The last three winters, Bergeron said, have been the mildest since Fish and Game began keeping records 50 years ago, leading to a bump in the total number of fawns that survive birth. That’s contributed to a spike in the overall population.
And that, in turn, has helped lead to a greater number of deer kills during hunting season in much of the state.
Yet in Merrimack County, the number of recorded kills this season, according to the unofficial tally, was down by about 360 deer. The reason for the drop, officials said, could be attributed to two things: that an effort made by Fish and Game in recent years to decrease the deer population in some parts of the county has begun to show its effects, making it harder for hunters to find deer now, or that some of the deer killed in the county may have been taken to registration stations in other parts of the state.
In either case, state officials said that the apparent dip isn’t a cause for concern for them — and that the total number of kills in the county will likely rise when a final, more complete report is issued in February or March.
“The data we have at this point is only where deer were registered,” said Kent Gustafson, the wildlife programs administrator at the Fish and Game Department. “We don’t know yet where they were killed.”
A sliver of towns in the eastern portion of the county are included in a Fish and Game wildlife management unit where — due to weather conditions, habitat space and a higher volume of deer-vehicle collisions — officials have made it a priority to curb deer population growth.
In most of the state, though, Fish and Game is trying to raise the population.
It’s doing so by limiting the number of does that can be killed during the season and by allowing certain kinds of deer to be hunted only on specific days.

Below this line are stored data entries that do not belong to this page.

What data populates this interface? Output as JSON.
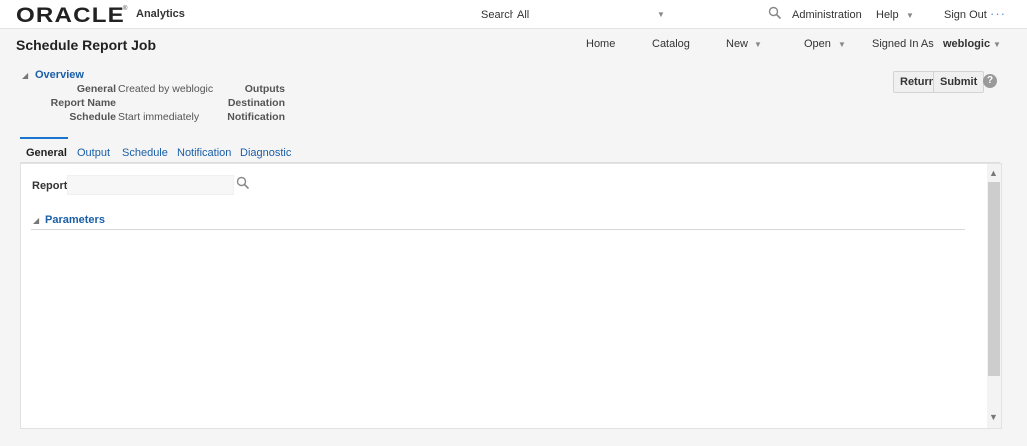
{
  "brand": {
    "logo_text": "ORACLE",
    "logo_mark": "®",
    "app_name": "Analytics"
  },
  "topbar": {
    "search_label": "Search",
    "search_scope": "All",
    "search_query": "",
    "admin_link": "Administration",
    "help_link": "Help",
    "signout_link": "Sign Out",
    "more_dots": "···"
  },
  "header": {
    "title": "Schedule Report Job",
    "nav": {
      "home": "Home",
      "catalog": "Catalog",
      "new": "New",
      "open": "Open",
      "signed_in_as": "Signed In As",
      "user": "weblogic"
    }
  },
  "overview": {
    "title": "Overview",
    "general_label": "General",
    "general_value": "Created by weblogic",
    "report_name_label": "Report Name",
    "report_name_value": "",
    "schedule_label": "Schedule",
    "schedule_value": "Start immediately",
    "outputs_label": "Outputs",
    "destination_label": "Destination",
    "notification_label": "Notification"
  },
  "actions": {
    "return": "Return",
    "submit": "Submit",
    "help": "?"
  },
  "tabs": {
    "general": "General",
    "output": "Output",
    "schedule": "Schedule",
    "notification": "Notification",
    "diagnostic": "Diagnostic",
    "active": "General"
  },
  "general_panel": {
    "report_label": "Report",
    "report_value": "",
    "parameters_title": "Parameters"
  },
  "colors": {
    "link_blue": "#1a5ea8",
    "tab_accent": "#1a75cf",
    "background": "#f5f5f5"
  },
  "icons": {
    "search": "search-icon",
    "dropdown": "chevron-down-icon",
    "collapse": "triangle-collapse-icon",
    "help": "help-icon"
  }
}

And officials are hopeful that the overall trend of steady population growth will continue. Bergeron said that as part of a long-term wildlife plan, state officials are aiming to have the total state deer population eclipse 98,000 by the end of 2015.
With the pre-hunting season total hitting an estimated 87,000 this year, he said the state is relatively on track to hit that goal. But another nudge from Mother Nature could help cement it.
“If we have another light winter, the herd should continue to increase,” he said.